Au loin, l’on aperçoit le miroir transparent
D’un fleuve au sinueux et rapide courant.
De sombres peupliers, bataillons immobiles,
Gardent depuis cent ans ses bords frais et tranquilles,
Exhalant en avril l’odeur des fenaisons.
Dans un coin du tableau, quelques blanches maisons
Semblent escalader la côte ; un presbytère,
Sous les treillis en fleur, se cache avec mystère.
Parfois le cri d’appel des robustes meuniers,
Les grelots des mulets, le chant des mariniers
Font retentir gaîment l’écho de ces rivages,
Et mugir les grands bœufs au fond des pâturages.

(Poèmes Parisiens)








MATINÉE D’OCTOBRE



Au loin blanchit déjà la lueur matinale.
Les cieux vers le couchant sont encore étoilés.
Les coteaux endormis et de brume voilés
Frissonnent doucement dans leur robe automnale.
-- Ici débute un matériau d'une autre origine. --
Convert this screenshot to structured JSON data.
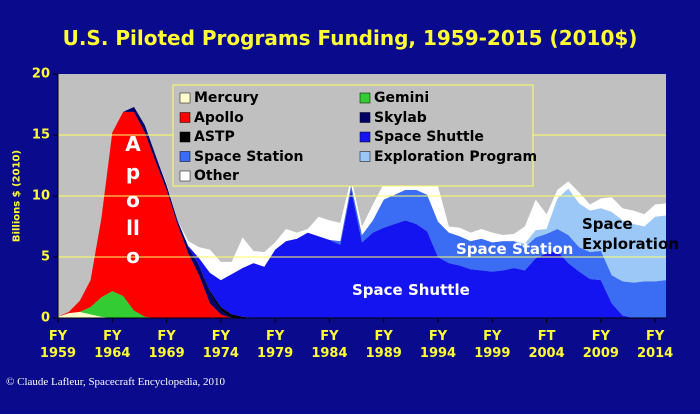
{
  "chart_data": {
    "type": "stacked-area",
    "title": "U.S. Piloted Programs Funding, 1959-2015 (2010$)",
    "y_label": "Billions $ (2010)",
    "credit": "© Claude Lafleur, Spacecraft Encyclopedia, 2010",
    "annotations": [
      "Apollo",
      "Space Shuttle",
      "Space Station",
      "Space Exploration"
    ],
    "xlim": [
      1959,
      2015
    ],
    "ylim": [
      0,
      20
    ],
    "yticks": [
      0,
      5,
      10,
      15,
      20
    ],
    "grid": true,
    "xticks": [
      {
        "value": 1959,
        "label": "FY 1959"
      },
      {
        "value": 1964,
        "label": "FY 1964"
      },
      {
        "value": 1969,
        "label": "FY 1969"
      },
      {
        "value": 1974,
        "label": "FY 1974"
      },
      {
        "value": 1979,
        "label": "FY 1979"
      },
      {
        "value": 1984,
        "label": "FY 1984"
      },
      {
        "value": 1989,
        "label": "FY 1989"
      },
      {
        "value": 1994,
        "label": "FY 1994"
      },
      {
        "value": 1999,
        "label": "FY 1999"
      },
      {
        "value": 2004,
        "label": "FT 2004"
      },
      {
        "value": 2009,
        "label": "FY 2009"
      },
      {
        "value": 2014,
        "label": "FY 2014"
      }
    ],
    "x": [
      1959,
      1960,
      1961,
      1962,
      1963,
      1964,
      1965,
      1966,
      1967,
      1968,
      1969,
      1970,
      1971,
      1972,
      1973,
      1974,
      1975,
      1976,
      1977,
      1978,
      1979,
      1980,
      1981,
      1982,
      1983,
      1984,
      1985,
      1986,
      1987,
      1988,
      1989,
      1990,
      1991,
      1992,
      1993,
      1994,
      1995,
      1996,
      1997,
      1998,
      1999,
      2000,
      2001,
      2002,
      2003,
      2004,
      2005,
      2006,
      2007,
      2008,
      2009,
      2010,
      2011,
      2012,
      2013,
      2014,
      2015
    ],
    "series": [
      {
        "name": "Mercury",
        "color": "#ffffcc",
        "values": [
          0.1,
          0.4,
          0.5,
          0.3,
          0.1,
          0,
          0,
          0,
          0,
          0,
          0,
          0,
          0,
          0,
          0,
          0,
          0,
          0,
          0,
          0,
          0,
          0,
          0,
          0,
          0,
          0,
          0,
          0,
          0,
          0,
          0,
          0,
          0,
          0,
          0,
          0,
          0,
          0,
          0,
          0,
          0,
          0,
          0,
          0,
          0,
          0,
          0,
          0,
          0,
          0,
          0,
          0,
          0,
          0,
          0,
          0,
          0
        ]
      },
      {
        "name": "Gemini",
        "color": "#33cc33",
        "values": [
          0,
          0,
          0,
          0.6,
          1.6,
          2.2,
          1.8,
          0.6,
          0.1,
          0,
          0,
          0,
          0,
          0,
          0,
          0,
          0,
          0,
          0,
          0,
          0,
          0,
          0,
          0,
          0,
          0,
          0,
          0,
          0,
          0,
          0,
          0,
          0,
          0,
          0,
          0,
          0,
          0,
          0,
          0,
          0,
          0,
          0,
          0,
          0,
          0,
          0,
          0,
          0,
          0,
          0,
          0,
          0,
          0,
          0,
          0,
          0
        ]
      },
      {
        "name": "Apollo",
        "color": "#ff0000",
        "values": [
          0,
          0.1,
          0.9,
          2.2,
          6.5,
          13.0,
          15.1,
          16.3,
          15.1,
          12.8,
          10.5,
          7.7,
          5.3,
          3.5,
          1.2,
          0.3,
          0,
          0,
          0,
          0,
          0,
          0,
          0,
          0,
          0,
          0,
          0,
          0,
          0,
          0,
          0,
          0,
          0,
          0,
          0,
          0,
          0,
          0,
          0,
          0,
          0,
          0,
          0,
          0,
          0,
          0,
          0,
          0,
          0,
          0,
          0,
          0,
          0,
          0,
          0,
          0,
          0
        ]
      },
      {
        "name": "Skylab",
        "color": "#000066",
        "values": [
          0,
          0,
          0,
          0,
          0,
          0,
          0,
          0.4,
          0.6,
          0.5,
          0.4,
          0.3,
          0.5,
          0.8,
          0.8,
          0.3,
          0,
          0,
          0,
          0,
          0,
          0,
          0,
          0,
          0,
          0,
          0,
          0,
          0,
          0,
          0,
          0,
          0,
          0,
          0,
          0,
          0,
          0,
          0,
          0,
          0,
          0,
          0,
          0,
          0,
          0,
          0,
          0,
          0,
          0,
          0,
          0,
          0,
          0,
          0,
          0,
          0
        ]
      },
      {
        "name": "ASTP",
        "color": "#000000",
        "values": [
          0,
          0,
          0,
          0,
          0,
          0,
          0,
          0,
          0,
          0,
          0,
          0,
          0,
          0,
          0.2,
          0.3,
          0.3,
          0.1,
          0,
          0,
          0,
          0,
          0,
          0,
          0,
          0,
          0,
          0,
          0,
          0,
          0,
          0,
          0,
          0,
          0,
          0,
          0,
          0,
          0,
          0,
          0,
          0,
          0,
          0,
          0,
          0,
          0,
          0,
          0,
          0,
          0,
          0,
          0,
          0,
          0,
          0,
          0
        ]
      },
      {
        "name": "Space Shuttle",
        "color": "#1414f0",
        "values": [
          0,
          0,
          0,
          0,
          0,
          0,
          0,
          0,
          0,
          0,
          0,
          0,
          0.1,
          0.6,
          1.5,
          2.2,
          3.3,
          4.0,
          4.5,
          4.2,
          5.6,
          6.3,
          6.5,
          7.0,
          6.7,
          6.4,
          6.0,
          10.5,
          6.2,
          7.0,
          7.4,
          7.7,
          8.0,
          7.7,
          7.1,
          5.0,
          4.5,
          4.3,
          4.0,
          3.9,
          3.8,
          3.9,
          4.1,
          3.9,
          4.9,
          5.3,
          5.5,
          4.5,
          3.8,
          3.2,
          3.1,
          1.2,
          0.2,
          0,
          0,
          0,
          0
        ]
      },
      {
        "name": "Space Station",
        "color": "#3a6cf4",
        "values": [
          0,
          0,
          0,
          0,
          0,
          0,
          0,
          0,
          0,
          0,
          0,
          0,
          0,
          0,
          0,
          0,
          0,
          0,
          0,
          0,
          0,
          0,
          0,
          0,
          0,
          0,
          0.3,
          0.4,
          0.6,
          1.0,
          2.3,
          2.4,
          2.5,
          2.8,
          3.0,
          2.9,
          2.5,
          2.4,
          2.3,
          2.6,
          2.4,
          2.4,
          2.2,
          1.9,
          1.7,
          1.6,
          1.8,
          2.3,
          2.0,
          2.2,
          2.4,
          2.3,
          2.8,
          2.9,
          3.0,
          3.0,
          3.1
        ]
      },
      {
        "name": "Exploration Program",
        "color": "#9cc8f8",
        "values": [
          0,
          0,
          0,
          0,
          0,
          0,
          0,
          0,
          0,
          0,
          0,
          0,
          0,
          0,
          0,
          0,
          0,
          0,
          0,
          0,
          0,
          0,
          0,
          0,
          0,
          0,
          0,
          0,
          0,
          0,
          0,
          0,
          0,
          0,
          0,
          0,
          0,
          0,
          0,
          0,
          0,
          0,
          0,
          0.3,
          0.6,
          0.4,
          2.5,
          3.8,
          3.6,
          3.4,
          3.5,
          5.2,
          5.0,
          4.8,
          4.5,
          5.3,
          5.3
        ]
      },
      {
        "name": "Other",
        "color": "#ffffff",
        "values": [
          0,
          0,
          0,
          0,
          0,
          0,
          0,
          0,
          0,
          0,
          0.1,
          0,
          0.4,
          0.9,
          1.9,
          1.5,
          1.0,
          2.5,
          1.0,
          1.2,
          0.6,
          1.0,
          0.5,
          0.3,
          1.6,
          1.6,
          1.5,
          0.6,
          0.7,
          1.3,
          1.3,
          1.2,
          1.1,
          1.1,
          0.9,
          2.9,
          0.5,
          0.7,
          0.7,
          0.8,
          0.8,
          0.5,
          0.6,
          1.4,
          2.5,
          1.2,
          0.7,
          0.6,
          0.9,
          0.5,
          0.8,
          1.2,
          1.0,
          1.1,
          1.0,
          1.0,
          1.0
        ]
      }
    ]
  }
}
Les coqs chantent, pareils à de joyeux clairons ;
Un âne brait, un bœuf mugit, la terre grise
S’éveille lentement au souffle de la brise.
Par les chemins montants viennent les vignerons.
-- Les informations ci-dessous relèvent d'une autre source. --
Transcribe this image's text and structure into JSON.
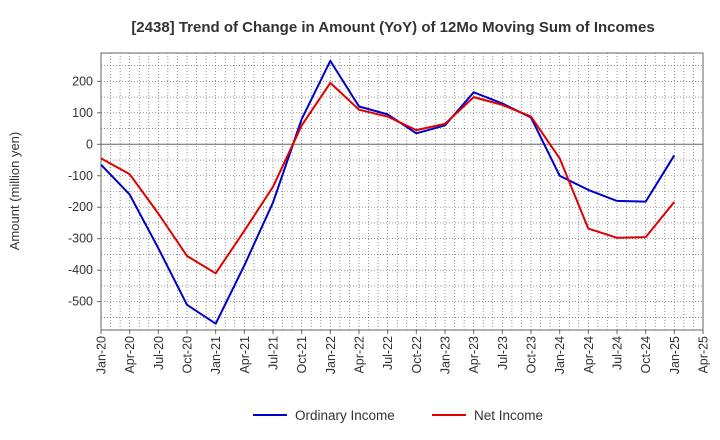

Dans le creux d’un vallon un basset implacable
Jette aux échos troublés quelques brusques abois.
Un air plus frais descend de la cime des bois
Et court tout imprégné des senteurs de l’étable.


La nuit a cependant replié son décor,
L’horizon s’illumine en accusant sa forme,
Et le soleil paraît avec son disque énorme,
Traînant comme un manteau de pourpre à franges d’or.

(Les Rustiques)



LE MOULIN À VENT


Coiffé de son bonnet pointu,
Déployant sa longue envergure,
Le vieux moulin comme un augure
Demande au ciel : « Quel temps fais-tu ? »
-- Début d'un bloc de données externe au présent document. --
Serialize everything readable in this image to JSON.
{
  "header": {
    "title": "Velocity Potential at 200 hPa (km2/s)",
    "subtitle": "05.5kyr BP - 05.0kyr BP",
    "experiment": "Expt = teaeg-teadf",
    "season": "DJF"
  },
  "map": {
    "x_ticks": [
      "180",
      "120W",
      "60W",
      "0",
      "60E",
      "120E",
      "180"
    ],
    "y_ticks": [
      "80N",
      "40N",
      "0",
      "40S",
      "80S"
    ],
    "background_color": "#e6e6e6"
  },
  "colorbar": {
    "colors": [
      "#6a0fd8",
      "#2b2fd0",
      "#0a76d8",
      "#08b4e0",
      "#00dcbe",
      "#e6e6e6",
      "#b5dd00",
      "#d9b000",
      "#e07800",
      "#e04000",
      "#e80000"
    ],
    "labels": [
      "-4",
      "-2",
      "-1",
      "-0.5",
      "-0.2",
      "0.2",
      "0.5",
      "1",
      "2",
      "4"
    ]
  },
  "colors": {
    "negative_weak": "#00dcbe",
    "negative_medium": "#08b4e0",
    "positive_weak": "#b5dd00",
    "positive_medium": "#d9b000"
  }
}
Et le meunier blanc de farine,
Tantôt sifflant, tantôt rêvant,
Semble toujours flairer le vent,
Du bout de sa large narine.

Le vent souffle, il s’est levé tard ;
Tourne, moulin, de tes bruits d’ailes
Effarouchant les hirondelles
Qui s’assemblent pour le départ…

Tourne, tourne, voici la brise…
Et, de loin, le regard surpris
Voit l’énorme chauve-souris
Tournoyer dans la brume grise.

(Les Rustiques)



CHANSON DE DÉCEMBRE



Il est parti, le bon temps des ivresses ;
Il est parti, le beau temps des amours.
L’Automne fuit, emportant ses caresses,
Voici décembre avec ses tristes jours.

Il est parti, le beau temps des amours ;
Le soleil pleure, et la terre est frileuse.
Voici décembre avec ses tristes jours,
Prends ton rouet agile, ô ma fileuse !

Le soleil pleure, et la terre est frileuse,
Nous n’irons plus dans le petit sentier.
Prends ton rouet agile, ô ma fileuse !
Nous rêverons des fleurs de l’églantier.

Nous n’irons plus dans le petit sentier ;
Sœur de l’hiver, la vieillesse est chagrine.
Nous rêverons des fleurs de l’églantier
Près du foyer enfumé de résine.

Sœur de l’hiver, la vieillesse est chagrine ;
Ô ma fileuse ! il est temps de dormir.
Près du foyer enfumé de résine
Laissons flotter un léger souvenir.

Ô ma fileuse ! il est temps de dormir.
Tes doigts glacés ont de lourdes paresses.
Laissons flotter un léger souvenir :
Il est parti, le bon temps des ivresses.